BY PAMELA BOWMAN, MESA, ARIZONA — One afternoon, Cyndi and I let our documentary cinematographer, Robbie, join us for the producer’s meeting. He had his camera with him. He heard our conversation and he recorded some of it. His comment was something like, “I wondered what you guys talked about. It’s fun to hear the inside scoop.” I think he enjoyed the Cyndi and Pam pow wow. Much later in the trip, after a particularly frustrating day, Carlos said, “Man, I can’t believe it. Cyndi and Pam go through this every day.”

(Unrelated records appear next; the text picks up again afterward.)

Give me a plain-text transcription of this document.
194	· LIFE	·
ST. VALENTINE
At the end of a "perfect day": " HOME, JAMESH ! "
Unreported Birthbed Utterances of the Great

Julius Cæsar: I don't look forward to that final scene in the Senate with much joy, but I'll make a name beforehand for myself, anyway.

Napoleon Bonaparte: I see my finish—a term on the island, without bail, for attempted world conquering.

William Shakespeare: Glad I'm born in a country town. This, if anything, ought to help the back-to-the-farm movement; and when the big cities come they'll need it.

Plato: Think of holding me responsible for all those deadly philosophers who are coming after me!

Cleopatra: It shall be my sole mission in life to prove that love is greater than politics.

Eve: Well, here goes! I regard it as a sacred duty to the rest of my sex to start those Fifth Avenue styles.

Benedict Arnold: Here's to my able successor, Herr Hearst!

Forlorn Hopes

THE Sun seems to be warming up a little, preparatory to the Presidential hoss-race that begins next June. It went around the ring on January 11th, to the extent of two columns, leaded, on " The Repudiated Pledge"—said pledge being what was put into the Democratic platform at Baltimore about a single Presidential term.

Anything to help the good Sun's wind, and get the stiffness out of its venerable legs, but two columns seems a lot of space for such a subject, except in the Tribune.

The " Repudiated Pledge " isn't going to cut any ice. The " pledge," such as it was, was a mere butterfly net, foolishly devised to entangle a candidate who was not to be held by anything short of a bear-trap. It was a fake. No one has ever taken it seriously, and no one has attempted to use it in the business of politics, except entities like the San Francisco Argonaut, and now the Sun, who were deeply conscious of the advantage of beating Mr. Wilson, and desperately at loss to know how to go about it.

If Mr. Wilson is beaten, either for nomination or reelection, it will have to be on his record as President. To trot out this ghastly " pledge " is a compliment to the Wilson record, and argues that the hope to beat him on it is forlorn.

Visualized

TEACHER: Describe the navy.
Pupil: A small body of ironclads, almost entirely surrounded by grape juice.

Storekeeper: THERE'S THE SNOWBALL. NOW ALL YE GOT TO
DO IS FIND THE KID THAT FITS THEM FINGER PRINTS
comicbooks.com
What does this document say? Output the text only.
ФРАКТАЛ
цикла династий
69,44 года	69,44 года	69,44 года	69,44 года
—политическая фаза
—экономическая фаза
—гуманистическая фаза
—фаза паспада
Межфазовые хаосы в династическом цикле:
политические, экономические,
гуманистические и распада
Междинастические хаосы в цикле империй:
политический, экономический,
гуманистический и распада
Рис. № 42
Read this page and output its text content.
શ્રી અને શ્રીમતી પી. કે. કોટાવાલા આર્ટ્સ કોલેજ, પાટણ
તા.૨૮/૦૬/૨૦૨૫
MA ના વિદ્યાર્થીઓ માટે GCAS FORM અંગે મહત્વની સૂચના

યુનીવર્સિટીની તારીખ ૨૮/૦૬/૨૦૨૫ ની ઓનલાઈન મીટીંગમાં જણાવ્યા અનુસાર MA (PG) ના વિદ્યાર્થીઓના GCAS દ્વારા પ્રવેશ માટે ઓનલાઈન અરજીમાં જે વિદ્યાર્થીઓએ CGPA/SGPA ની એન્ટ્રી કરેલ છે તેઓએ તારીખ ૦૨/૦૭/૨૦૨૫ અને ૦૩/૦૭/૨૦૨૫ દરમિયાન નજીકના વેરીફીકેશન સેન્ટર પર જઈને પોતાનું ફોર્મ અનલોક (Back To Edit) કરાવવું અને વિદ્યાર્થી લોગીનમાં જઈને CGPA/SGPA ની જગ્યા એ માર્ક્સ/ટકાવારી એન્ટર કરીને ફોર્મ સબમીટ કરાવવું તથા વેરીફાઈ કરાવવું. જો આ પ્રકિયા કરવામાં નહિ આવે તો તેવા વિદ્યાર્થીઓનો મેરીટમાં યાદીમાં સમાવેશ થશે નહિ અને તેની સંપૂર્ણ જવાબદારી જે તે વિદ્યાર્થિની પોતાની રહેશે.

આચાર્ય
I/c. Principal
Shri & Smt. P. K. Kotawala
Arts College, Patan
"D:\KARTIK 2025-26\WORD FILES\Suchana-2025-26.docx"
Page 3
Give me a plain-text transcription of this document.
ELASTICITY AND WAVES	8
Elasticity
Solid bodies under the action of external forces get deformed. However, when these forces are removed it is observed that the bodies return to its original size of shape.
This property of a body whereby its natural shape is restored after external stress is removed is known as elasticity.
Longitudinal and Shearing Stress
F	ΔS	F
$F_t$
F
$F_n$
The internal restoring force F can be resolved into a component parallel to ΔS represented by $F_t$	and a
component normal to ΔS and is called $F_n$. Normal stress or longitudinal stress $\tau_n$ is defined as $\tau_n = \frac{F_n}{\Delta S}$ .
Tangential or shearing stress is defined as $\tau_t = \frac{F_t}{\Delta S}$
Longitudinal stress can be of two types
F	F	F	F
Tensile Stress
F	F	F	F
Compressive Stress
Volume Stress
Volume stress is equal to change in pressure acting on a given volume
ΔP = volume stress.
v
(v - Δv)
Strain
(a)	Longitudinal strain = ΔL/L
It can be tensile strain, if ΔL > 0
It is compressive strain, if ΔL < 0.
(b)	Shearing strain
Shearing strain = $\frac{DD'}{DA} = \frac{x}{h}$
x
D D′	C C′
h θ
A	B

As producers on an enormous project with responsibility for 14 students traveling to another continent, Cyndi and I would discuss every little detail that had occurred throughout the day. I felt honored that she trusted me. Sometimes we vented and sometimes we celebrated. There were only two times I publicly humiliated her. She humiliated me a few times as well. (Pam, SHUT UP!, on camera no less.) It’s hard not to make a few blunders when you’re managing such a huge task in a pressure cooker situation. For the crew, we tried to stay positive and encouraging about everything. Sometimes, the challenges would get to us, too. Mostly we confined our negative comments to the car trips between sets so they wouldn’t know the hard time we were having trying to keep it moving. We learned to trust each other. Being from different lifestyles and yet accepting of each other encouraged a partnership of trust.
We could see crew members behaving similarly with each other. The feature crew became a very tight-knit group because of how much they needed each other’s commitment and support to accomplish their responsibilities. The documentary crew struggled as they were expected to support the feature crew and get great documentary moments. They vented and struggled just as we did.
I know there were times where we both were so frustrated with events and/or each other that we wanted to bolt for the next plane home. Fortunately for the project, instead we would discuss the situation and resolve the issue of the moment. I guess that is called damage control. There were times when I relied on MK and Jeniece to vent my frustrations. I knew they were my roommates and more importantly my friends. They would listen and they knew that my feelings needed to be heard. They also knew once expressed they were allowed to dissipate into the African night. Cyndi knew I shared with them. She knew sometimes I needed others to help me sort out my feelings of frustration. She trusted me and by extension trusted those I had faith in. In doing this we avoided the grudge match.
I believe one of the unique qualities of the crew is our ability not to hold grudges. Instead we lightened the load by making it and any situation a joke. Life is too short to hold on to stuff. Conversation and clarifying our opinions helped avoid contention and misunderstandings. Knowing that everyone was committed to the success of the project no matter what encouraged tolerance for each others differences and respect for each other.
The project is still not done. Cyndi and I still continue to have our pow wows. If you read the blog, you see the crew is in the same space. They want to continue working, too. We are in negotiations on how we can keep this momentum going in future projects with this crew. We believe we have something unique to offer the world. If you don’t believe me listen to one of pow wows, but be forewarned, our ambitions are contagious.